Iowa State coach Paul Rhoads said the offense won't change much with Tiller in the game instead of Arnaud.

"They present the same skills," Rhoads said Monday. "They just accomplish them in a little bit different fashion. Austen runs hard. He's a physical runner. He drops his shoulder. Jerome likes to make people miss. But it's the same running plays, the same passing plays that we'll execute."

With some minor tweaking, that is. Rhoads wants to make sure Tiller gets a package he can manage.

"The run game stuff is all stuff that he can run just fine and, in certain aspects, run better," Rhoads said. "You don't ask him to make a lot of challenging throws. By that I'm talking about stuff deep down over the middle or stuff that takes longer, like a corner route or a post route, to develop."

Rhoads put Tiller off-limits to the media this week. But Arnaud showed up to answer questions before limping off to have an MRI on his knee.

Arnaud was injured in the fourth quarter of the Colorado game when he was sacked for the fifth time. He couldn't put any weight on the left leg as he was helped off the field and won't be able to do anything more than watch as his teammates seek that elusive sixth victory on senior night.

"It'll definitely be tough, but I'm excited to see these guys play," Arnaud said. "Jerome's had a bunch of time to study and see what's going on. We've won games with Jerome. In that sense, this team has complete confidence in Jerome.

"He brings a versatility with his speed. That can help. He's more elusive. But he's got to do his work this week, and I'll be helping him. We'll get it taken care of."

Tiller and the rest of the offense will have to generate some points to keep up with Missouri (8-2, 4-2 Big 12), which is averaging 31.5 points a game. Iowa State has scored more than 31 only once all season.

"The season comes down to this one great opportunity," Rhoads said. "We have to execute."

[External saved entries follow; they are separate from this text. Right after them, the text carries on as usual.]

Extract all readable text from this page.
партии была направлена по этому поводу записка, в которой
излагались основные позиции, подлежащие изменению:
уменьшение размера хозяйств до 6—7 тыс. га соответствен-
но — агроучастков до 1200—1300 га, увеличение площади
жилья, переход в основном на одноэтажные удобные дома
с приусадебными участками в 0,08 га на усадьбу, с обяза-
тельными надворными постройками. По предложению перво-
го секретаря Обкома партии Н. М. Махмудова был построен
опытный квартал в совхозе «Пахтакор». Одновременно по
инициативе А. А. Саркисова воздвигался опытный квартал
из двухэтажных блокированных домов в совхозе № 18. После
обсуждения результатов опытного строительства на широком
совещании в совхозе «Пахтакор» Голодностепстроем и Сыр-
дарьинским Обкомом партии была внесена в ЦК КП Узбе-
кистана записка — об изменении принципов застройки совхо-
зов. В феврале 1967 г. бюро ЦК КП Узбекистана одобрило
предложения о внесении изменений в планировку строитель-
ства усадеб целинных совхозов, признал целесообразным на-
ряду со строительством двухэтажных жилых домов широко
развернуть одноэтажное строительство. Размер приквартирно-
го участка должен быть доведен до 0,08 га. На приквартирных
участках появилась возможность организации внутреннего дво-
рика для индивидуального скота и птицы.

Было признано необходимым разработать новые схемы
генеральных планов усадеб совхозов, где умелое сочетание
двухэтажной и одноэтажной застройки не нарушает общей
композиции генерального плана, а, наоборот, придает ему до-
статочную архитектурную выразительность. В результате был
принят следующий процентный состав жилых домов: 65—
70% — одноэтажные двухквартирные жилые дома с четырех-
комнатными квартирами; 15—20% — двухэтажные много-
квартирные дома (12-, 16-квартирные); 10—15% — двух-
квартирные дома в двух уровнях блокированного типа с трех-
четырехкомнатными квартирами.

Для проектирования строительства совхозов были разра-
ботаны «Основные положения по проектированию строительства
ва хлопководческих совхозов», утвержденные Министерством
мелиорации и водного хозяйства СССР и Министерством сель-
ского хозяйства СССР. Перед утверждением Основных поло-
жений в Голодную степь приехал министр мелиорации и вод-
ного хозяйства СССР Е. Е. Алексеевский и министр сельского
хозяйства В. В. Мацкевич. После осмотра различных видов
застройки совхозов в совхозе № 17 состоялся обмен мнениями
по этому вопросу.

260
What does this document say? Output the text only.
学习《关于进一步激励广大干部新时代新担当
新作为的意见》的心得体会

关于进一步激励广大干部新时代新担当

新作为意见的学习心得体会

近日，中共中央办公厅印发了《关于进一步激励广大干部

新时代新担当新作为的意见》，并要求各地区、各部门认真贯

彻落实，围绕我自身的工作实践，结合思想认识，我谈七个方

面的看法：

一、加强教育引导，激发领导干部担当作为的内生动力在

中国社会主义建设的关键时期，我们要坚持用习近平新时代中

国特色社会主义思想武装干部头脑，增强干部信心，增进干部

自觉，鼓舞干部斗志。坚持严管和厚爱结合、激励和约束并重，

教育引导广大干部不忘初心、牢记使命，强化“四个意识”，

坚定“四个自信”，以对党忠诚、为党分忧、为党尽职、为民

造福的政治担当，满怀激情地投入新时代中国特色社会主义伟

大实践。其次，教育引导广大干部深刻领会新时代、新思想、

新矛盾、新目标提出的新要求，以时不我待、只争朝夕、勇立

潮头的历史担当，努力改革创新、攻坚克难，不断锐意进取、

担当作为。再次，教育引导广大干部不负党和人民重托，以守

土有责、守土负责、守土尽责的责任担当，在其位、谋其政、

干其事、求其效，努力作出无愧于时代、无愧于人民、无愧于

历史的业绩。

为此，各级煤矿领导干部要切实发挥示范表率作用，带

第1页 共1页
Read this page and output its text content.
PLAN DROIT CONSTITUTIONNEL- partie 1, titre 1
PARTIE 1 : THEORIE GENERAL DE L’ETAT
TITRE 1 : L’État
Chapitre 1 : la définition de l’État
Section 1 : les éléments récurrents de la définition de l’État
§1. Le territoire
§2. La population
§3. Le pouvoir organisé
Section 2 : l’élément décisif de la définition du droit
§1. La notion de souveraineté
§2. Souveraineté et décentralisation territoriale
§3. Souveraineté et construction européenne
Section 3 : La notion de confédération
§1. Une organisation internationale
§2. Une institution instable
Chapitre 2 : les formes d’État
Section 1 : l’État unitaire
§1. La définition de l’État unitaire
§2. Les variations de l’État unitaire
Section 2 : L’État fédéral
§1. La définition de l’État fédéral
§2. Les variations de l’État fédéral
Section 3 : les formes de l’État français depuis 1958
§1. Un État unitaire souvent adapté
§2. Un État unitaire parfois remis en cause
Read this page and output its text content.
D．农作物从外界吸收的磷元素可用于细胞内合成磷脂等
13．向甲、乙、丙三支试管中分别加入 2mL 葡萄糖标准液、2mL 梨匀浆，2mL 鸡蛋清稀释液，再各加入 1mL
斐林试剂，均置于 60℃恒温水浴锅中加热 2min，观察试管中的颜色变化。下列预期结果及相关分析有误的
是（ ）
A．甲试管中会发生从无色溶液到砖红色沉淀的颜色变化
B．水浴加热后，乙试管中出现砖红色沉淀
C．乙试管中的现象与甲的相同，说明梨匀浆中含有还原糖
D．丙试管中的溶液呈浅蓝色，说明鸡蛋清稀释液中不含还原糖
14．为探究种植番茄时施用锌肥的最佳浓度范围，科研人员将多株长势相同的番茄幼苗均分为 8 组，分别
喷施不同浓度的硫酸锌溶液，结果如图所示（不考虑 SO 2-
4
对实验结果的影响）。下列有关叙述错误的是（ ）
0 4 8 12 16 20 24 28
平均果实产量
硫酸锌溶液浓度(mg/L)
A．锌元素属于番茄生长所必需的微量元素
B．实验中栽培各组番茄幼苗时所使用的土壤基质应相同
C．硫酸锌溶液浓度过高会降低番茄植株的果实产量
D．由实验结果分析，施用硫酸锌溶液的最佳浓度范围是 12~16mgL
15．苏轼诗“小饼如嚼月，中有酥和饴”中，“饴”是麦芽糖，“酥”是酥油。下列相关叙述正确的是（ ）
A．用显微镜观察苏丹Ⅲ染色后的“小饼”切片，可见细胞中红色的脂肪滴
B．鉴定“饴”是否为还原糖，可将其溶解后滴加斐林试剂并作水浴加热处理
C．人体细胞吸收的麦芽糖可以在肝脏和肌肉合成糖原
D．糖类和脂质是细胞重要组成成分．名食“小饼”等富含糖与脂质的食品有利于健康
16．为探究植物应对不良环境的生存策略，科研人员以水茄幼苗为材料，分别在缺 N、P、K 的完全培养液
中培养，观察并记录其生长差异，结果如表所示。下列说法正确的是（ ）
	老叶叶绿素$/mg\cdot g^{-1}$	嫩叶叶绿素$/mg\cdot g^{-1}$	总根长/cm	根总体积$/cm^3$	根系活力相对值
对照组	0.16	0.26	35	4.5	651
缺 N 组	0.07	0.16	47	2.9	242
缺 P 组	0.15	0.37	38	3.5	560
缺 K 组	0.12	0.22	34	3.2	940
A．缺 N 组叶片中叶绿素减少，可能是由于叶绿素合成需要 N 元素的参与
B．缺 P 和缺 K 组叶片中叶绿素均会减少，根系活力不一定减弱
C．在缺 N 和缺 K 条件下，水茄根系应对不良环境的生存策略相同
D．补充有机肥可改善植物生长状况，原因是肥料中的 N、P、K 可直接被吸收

No matter what happens, it's a tough ending for Arnaud, a local icon who grew up in Ames after his father, John, played defensive back at Iowa State. He goes out as the school's career leader in completion percentage (.597) and second on the career list in passing yards (6,777), total offense (8,044), completions (616) and touchdown passes (42).

His conduct off the field has been even more stellar.

"Nobody has represented Iowa State in better form than he has," Rhoads said. "He answers all questions. He steps forward every time. He's done that in bad times; he's done that in good times. He's a neat young man and I'm sorry he doesn't get one more chance to play."

Arnaud said he's been barraged with supportive text messages and phone calls. He's heard from former Iowa State coaches Dan McCarney and Gene Chizik; former teammates such as Bret Meyer, Reggie Stephens and Marquis Hamilton; Iowa State faculty members; and even his former elementary school music teacher.

"This is going to sound kind of stupid, but I feel fortunate," he said. "I played four years straight. I was fortunate enough to have a great portion of my career unimpeded by injuries.

"It does (stink) that I'm not going to be able to play my last game at Jack Trice Stadium, but I've played many in the stadium and had great memories. I'm going to miss it, of course, but there's nothing I can do about it."